Are science teachers well equipped to take kids through practical lessons outdoors and give them projects to do?
Science teachers in schools are given in-service training continuously. A lot of school teachers are very creative and outgoing. But nothing like that happens in the field of higher education.
If you take geology, archaeology or social work, there’s a lot of field work involved. Take engineering, for example. Projects are part of their curriculum even though not all that the students do touch on reality. Some might be academic projects, still there is a culture. So, to a great extent, school teachers and science teachers are well equipped, but there’s more to be done in the higher education sector.
How do students qualify for university? Should they get an entry based on marks, grades or general performance?

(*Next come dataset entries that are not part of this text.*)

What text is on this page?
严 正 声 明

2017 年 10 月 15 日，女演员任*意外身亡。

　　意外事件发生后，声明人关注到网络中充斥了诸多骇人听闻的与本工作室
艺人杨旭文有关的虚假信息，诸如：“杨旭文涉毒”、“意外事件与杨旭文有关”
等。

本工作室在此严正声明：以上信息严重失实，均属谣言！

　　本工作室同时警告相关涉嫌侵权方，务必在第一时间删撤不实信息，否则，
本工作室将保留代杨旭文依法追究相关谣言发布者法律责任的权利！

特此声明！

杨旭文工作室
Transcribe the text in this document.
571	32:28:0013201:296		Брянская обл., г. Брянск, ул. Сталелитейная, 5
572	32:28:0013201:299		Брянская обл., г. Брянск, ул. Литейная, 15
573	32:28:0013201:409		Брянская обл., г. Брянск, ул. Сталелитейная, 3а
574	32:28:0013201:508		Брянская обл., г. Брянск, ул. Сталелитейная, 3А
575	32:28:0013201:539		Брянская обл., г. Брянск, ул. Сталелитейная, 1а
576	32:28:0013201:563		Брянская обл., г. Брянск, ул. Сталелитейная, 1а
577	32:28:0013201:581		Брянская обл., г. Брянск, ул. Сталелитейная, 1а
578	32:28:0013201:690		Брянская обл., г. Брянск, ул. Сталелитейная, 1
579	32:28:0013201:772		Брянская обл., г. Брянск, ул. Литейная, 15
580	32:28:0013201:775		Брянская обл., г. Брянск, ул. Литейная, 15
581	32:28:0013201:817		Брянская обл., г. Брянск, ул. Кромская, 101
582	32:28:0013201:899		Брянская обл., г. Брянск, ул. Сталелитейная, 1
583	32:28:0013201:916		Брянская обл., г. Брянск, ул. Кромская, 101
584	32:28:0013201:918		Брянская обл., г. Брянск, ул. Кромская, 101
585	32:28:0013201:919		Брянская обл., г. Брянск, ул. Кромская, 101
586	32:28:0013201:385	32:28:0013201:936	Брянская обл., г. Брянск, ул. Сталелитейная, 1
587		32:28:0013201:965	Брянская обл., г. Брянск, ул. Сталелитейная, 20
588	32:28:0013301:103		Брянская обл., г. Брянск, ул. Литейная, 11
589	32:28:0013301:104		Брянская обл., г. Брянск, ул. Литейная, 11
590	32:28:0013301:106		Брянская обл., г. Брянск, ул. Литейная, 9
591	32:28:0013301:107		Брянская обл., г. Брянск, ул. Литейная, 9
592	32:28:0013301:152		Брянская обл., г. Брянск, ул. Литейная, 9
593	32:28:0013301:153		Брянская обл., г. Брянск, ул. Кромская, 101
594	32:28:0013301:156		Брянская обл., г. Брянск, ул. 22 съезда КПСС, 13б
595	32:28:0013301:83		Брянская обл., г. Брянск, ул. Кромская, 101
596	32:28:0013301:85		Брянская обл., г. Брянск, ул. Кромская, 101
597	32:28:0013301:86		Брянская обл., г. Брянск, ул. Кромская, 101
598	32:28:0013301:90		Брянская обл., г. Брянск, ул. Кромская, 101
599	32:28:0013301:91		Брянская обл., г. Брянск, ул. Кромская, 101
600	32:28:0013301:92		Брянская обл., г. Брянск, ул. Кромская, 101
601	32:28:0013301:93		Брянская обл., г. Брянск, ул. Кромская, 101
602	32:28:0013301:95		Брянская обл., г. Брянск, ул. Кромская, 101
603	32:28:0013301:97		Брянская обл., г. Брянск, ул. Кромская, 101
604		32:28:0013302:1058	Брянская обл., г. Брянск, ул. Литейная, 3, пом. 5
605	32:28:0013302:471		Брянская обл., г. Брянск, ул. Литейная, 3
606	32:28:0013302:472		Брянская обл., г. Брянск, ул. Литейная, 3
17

Admission to a university is not for all, but for the best from the higher secondary. When I say this, I assume that all students in our country should have the right to study up to higher secondary, even if their performance and caliber are not up to the mark. But university education is not something that’s essential for everyone and certainly not a uniform one. If people can excel in life and contribute to society in ways other than through university education
they should turn to that. University entry should be based on both the assessment done at the higher secondary and performance in the entrance examination. As for marks or grades, I stand with grades.
Is technology the only answer to next generation success?
In a very coarse way you could say “yes”, everybody’s success now depends on technology. Think of a world not only without computers and mobile phones, but one without electricity or automobiles. Unimaginable! Technology is essential, but not for everything. Technology is one of the realities of modern life. But I don’t see how success can be related to technology.
The world has possibilities and opportunities for everyone to succeed, especially for those who bring out their innate ability to innovate. Technology itself is the result of innovation. So, innovation and nurturing the ability to innovate and be creative are the paths for success.
Has music helped you as a person and a professional as well?
That’s a personal question. My personality is complete only with the aspect of music. As a person trained in electrical engineering and who works in the field of applied science, only one part of the brain works in those areas, arguably the left side. So, music keeps the right side of my brain alive.
Music helps me to balance my brain activity. Singing gives you a sense of satisfaction, a sense of attainment that science does not give me. Of course, there’s a sense of achievement when you attain success in science. There’s a sense of intellectual achievement, but with music, it’s pleasure you derive. There’s a kind of contentment that you experience. And as different from science, music can be a personal activity. On the contrary, if you are engaged in scientific work, it ultimately has to be recognized by the scientific community for you to reap benefits or get your due recognition.
But a musician can sing and derive the joy of singing without anybody else evaluating and marking it. There are many people who enjoy singing in the bathroom, unmindful of the world. When you sing you are a very nice person or the niceness in you comes to the fore.